CT Scans and Ionizing Radiation

CT scans and X-rays work by a completely different mechanism — ionizing radiation. This is electromagnetic energy at a frequency high enough to knock electrons off atoms and break chemical bonds, including DNA strands. There is no threshold below which this has zero biological effect. The relationship between dose and cancer risk is assumed to be linear — meaning every exposure adds to cumulative risk. The operating principle is not "this is safe." It is "the diagnostic benefit justifies the risk." Those are not the same thing, and only one of them belongs in a consent conversation.

A CT scan of the abdomen and pelvis delivers approximately 10 millisieverts of radiation — equivalent to about three years of natural background radiation in a single scan. A landmark 2007 paper in the New England Journal of Medicine estimated that one-and-a-half to two percent of all cancers in the United States may be attributable to CT scans. That paper was published almost 20 years ago, and CT use has increased substantially since then.

One of the mechanisms nobody talks about is the incidentaloma cascade. You get a CT for acute abdominal pain. The scan finds something incidental — a small nodule, an adrenal finding, a pulmonary shadow — that wasn't the reason for the scan. Protocol says follow up. Follow-up means another scan. That scan may find something else that needs follow-up. The original consent for that one emergency CT never included the possibility of a years-long imaging cascade that collectively delivers ten times the original exposure.

MRI — Not Nothing

The standard reassurance for MRI is that it uses no ionizing radiation. That is true. But MRI is not doing nothing. MRI is immersing your entire body in a magnetic field that at standard clinical strength is 30,000 to 60,000 times the strength of Earth's natural magnetic field. And it is doing this while simultaneously running rapidly-switching gradient magnetic fields that induce electrical currents in tissue — that's what makes the loud noise — and while pulsing radiofrequency energy into your body that heats your tissue. Three simultaneous electromagnetic exposures at once.

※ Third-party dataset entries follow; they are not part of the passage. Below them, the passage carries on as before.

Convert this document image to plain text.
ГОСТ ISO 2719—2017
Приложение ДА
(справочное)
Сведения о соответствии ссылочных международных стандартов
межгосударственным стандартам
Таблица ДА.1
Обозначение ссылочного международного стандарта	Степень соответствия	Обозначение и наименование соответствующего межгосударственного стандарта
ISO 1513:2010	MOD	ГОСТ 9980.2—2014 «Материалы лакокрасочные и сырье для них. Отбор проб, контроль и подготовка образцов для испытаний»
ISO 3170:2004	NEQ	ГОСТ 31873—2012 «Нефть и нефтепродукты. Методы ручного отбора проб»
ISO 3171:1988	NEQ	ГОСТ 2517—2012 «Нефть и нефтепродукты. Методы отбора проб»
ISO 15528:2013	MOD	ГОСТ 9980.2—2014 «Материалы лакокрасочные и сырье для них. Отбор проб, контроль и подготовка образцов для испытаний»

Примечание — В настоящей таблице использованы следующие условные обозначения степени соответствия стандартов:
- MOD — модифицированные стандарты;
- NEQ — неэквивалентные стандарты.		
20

Research has documented that static and switching magnetic fields at clinical MRI intensity cause DNA double-strand breaks and micronuclei formation in human blood cells. And those genotoxic effects have been shown to persist for up to 30 days after a single scan. Your body doesn't immediately repair what a clinical MRI does to your DNA. "No ionizing radiation" is not the same as "no genotoxic effect." The mechanism is different. The effect is documented.

And then there is gadolinium. Gadolinium-based contrast agents used in contrast MRI have been confirmed — by autopsy studies, in patients with completely normal renal function — to deposit in the brain, in bone, in skin. The FDA issued a class warning about this in 2017. Gadolinium Deposition Disease is real. It is still being studied. It is not standard consent disclosure.

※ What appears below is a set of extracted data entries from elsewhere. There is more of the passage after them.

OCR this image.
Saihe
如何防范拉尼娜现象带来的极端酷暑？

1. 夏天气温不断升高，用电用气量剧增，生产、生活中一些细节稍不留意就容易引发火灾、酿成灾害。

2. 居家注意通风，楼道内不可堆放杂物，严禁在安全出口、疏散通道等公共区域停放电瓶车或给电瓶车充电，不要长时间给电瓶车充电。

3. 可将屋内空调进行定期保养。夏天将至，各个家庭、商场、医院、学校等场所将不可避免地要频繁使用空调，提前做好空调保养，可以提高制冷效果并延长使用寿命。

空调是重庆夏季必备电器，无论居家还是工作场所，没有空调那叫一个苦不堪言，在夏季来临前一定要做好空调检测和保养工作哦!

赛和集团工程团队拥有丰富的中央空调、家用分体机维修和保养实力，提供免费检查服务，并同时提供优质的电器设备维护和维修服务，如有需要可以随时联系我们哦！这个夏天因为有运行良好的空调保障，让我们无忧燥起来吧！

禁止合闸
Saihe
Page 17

What Informed Consent Actually Looks Like

None of what I've shared here is a reason to refuse every diagnostic procedure. Sometimes these procedures are exactly the right tool. Sometimes the information they provide is genuinely necessary and the risk is genuinely worth it. That is what medicine should be able to tell you — not just the benefit, but the actual tradeoff.

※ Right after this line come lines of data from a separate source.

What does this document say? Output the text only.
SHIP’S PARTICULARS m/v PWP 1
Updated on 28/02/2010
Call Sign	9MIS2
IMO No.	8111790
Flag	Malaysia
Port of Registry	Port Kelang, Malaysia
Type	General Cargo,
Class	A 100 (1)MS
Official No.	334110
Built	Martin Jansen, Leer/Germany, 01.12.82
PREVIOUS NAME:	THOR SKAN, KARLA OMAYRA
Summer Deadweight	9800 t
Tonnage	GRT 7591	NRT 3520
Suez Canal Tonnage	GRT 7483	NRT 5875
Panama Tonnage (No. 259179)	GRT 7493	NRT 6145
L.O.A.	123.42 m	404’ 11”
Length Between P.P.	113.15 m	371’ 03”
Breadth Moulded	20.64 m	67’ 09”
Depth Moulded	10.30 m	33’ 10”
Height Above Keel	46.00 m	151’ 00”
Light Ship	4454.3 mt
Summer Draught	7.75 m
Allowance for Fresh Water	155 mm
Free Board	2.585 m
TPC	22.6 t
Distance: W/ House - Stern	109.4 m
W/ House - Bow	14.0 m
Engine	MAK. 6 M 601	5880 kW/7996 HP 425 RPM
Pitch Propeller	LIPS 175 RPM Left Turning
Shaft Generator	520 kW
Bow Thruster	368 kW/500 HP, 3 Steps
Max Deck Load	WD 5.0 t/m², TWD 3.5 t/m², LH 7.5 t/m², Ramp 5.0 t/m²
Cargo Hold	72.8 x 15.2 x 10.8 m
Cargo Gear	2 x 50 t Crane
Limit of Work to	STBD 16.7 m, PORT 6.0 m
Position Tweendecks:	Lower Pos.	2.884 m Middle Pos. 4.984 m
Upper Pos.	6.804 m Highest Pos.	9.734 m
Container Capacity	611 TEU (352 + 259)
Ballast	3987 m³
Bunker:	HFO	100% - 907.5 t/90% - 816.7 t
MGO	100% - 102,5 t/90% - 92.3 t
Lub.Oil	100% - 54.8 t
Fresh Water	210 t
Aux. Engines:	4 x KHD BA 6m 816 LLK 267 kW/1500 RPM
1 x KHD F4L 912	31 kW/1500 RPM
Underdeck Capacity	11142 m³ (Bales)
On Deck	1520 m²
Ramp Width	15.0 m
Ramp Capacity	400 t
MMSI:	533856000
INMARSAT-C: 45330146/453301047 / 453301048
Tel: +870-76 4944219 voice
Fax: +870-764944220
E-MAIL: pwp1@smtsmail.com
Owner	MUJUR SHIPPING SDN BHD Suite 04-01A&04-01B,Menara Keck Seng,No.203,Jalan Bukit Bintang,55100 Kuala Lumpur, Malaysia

What I'm asking you to do is stop treating the doctor's order as the end of the conversation and start treating it as the beginning. Before any imaging procedure, ask: what specific finding are you looking for, and what would you do differently if you found it? Is there a lower-exposure alternative? If this scan shows something incidental, what is the likely cascade? What is my cumulative imaging history?

If a provider can't answer those questions, they have not thought through the informed consent component of the procedure they are ordering. You are allowed to ask them to think it through before you agree.

Non-invasive means no incision. It does not mean no biological effect. Informed consent requires knowing the difference — before you agree, not after.